Regiment chefs handling the heat
They say if you can’t stand the heat, get out of the kitchen.
But, for the chefs of the Royal Bermuda Regiment in sweltering hot Jamaica, deserting their posts with more than 200 hungry soldiers to feed three times a day, is not an option.
At Titchfield Camp in Port Antonio, the base for soldiers rotating through for grueling jungle warfare training, run with assistance from British Army and Jamaican Defence Force experts, a total of six chefs, two from the JDF, run the kitchens.
Private Royale O’Mara, a chef at the Fairmont Southampton in civilian life, said that working in basic conditions without extractor hoods or air conditioning was a challenge.
The 30-year-old, from Hamilton Parish, who was conscripted into the regiment six years ago and opted to stay on, added: “It’s got everything a kitchen needs, except a hood to take all that hot air out.
“It’s much more basic than we’re used to, but we make it work and our timings are good
“We do get tired, hot and sweaty, and we’re constantly drinking water: out here you can never drink too much water.”
But he said: “I’m liking my time here. I like the scenery, meeting new people and learning more about their culture and their cuisine.”
He added: “The troops are happy with the quality of food, which is great considering we have limited equipment to keep everything hot.”
The chefs get up at 4.30am to set up for breakfast and do not finish work until after dinner around 6.30pm in the evening.
At Titchfield, up to 130 breakfasts are prepared. A typical morning’s sitting uses six loaves, six large-size containers of fruit juice, six dozen eggs, 30 family-sized packets of bacon, gallons of milk and hot and cold cereal.
Chefs at the other camp at Twickenham ranges near Kingston produce the same amount of food in an even smaller kitchen, with one frying hundreds of eggs five at a time in a single frying pan.
Private Desrine Mowatt, 35, from Devonshire, who is originally from St Thomas in Jamaica, said the chefs had introduced Bermuda soldiers to Jamaican recipes like banana cornmeal and oat porridge for breakfast and salt fish and ackee.
She added: “It’s fine: the facilities aren’t as good as they are at Warwick Camp, but we manage. I’m from here, so I can manage the heat.”
Head of the kitchen, Colour Sergeant James Raynor, a 38-year regiment veteran, said: “We make out with what we have and what we bring with us. It’s hard work, but we enjoy it.

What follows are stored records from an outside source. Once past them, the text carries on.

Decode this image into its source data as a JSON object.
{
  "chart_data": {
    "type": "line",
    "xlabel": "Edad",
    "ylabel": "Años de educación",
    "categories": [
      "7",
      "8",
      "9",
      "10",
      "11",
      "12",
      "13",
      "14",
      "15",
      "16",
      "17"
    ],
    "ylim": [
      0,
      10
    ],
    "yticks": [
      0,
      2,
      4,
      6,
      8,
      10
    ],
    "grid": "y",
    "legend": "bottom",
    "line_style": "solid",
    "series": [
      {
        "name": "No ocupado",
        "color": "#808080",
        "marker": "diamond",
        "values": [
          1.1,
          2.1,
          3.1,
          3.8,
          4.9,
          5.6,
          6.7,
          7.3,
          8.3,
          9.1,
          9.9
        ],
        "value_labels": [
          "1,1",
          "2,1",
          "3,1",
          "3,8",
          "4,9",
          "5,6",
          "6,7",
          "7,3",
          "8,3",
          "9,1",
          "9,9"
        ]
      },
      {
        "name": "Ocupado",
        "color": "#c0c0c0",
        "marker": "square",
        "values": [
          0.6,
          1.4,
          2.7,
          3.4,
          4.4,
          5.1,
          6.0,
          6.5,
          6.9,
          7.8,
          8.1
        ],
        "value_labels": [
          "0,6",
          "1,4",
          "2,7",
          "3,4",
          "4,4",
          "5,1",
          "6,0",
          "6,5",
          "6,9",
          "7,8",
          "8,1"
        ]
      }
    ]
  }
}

“And good food is important – it not only helps soldiers cope physically, it also keeps their morale high. And, in conditions like this, that’s crucial.”
The 58-year-old school custodian from Southampton added: “The majority of the food is locally sourced. I always go a day ahead to place my orders and they have it ready the next day. It helps to support the local economy too, which is good.”
“The soldiers are very appreciative – they always ask for more, which is a good sign.”
Quartermaster Captain Kenneth Wainwright, in charge of logistics and catering, said: “The regiment marches on its stomach. If their stomachs aren’t full, the regiment doesn’t move. That’s how important it is.”
He added that the regiment being split between Titchfield Camp and Twickenham ranges in Spanish Town, near Kingston, 150 miles away over a massive mountain range, was an additional challenge for the catering team.
Captain Wainwright said: “There’s a lot of logistics that goes on behind the scenes. It’s the most aggressive we’ve ever been. But local suppliers have treated us well and our staff have worked very well in extremely tough conditions. It’s really tested them.
“I’m very proud of my team and I couldn’t ask for a better one.”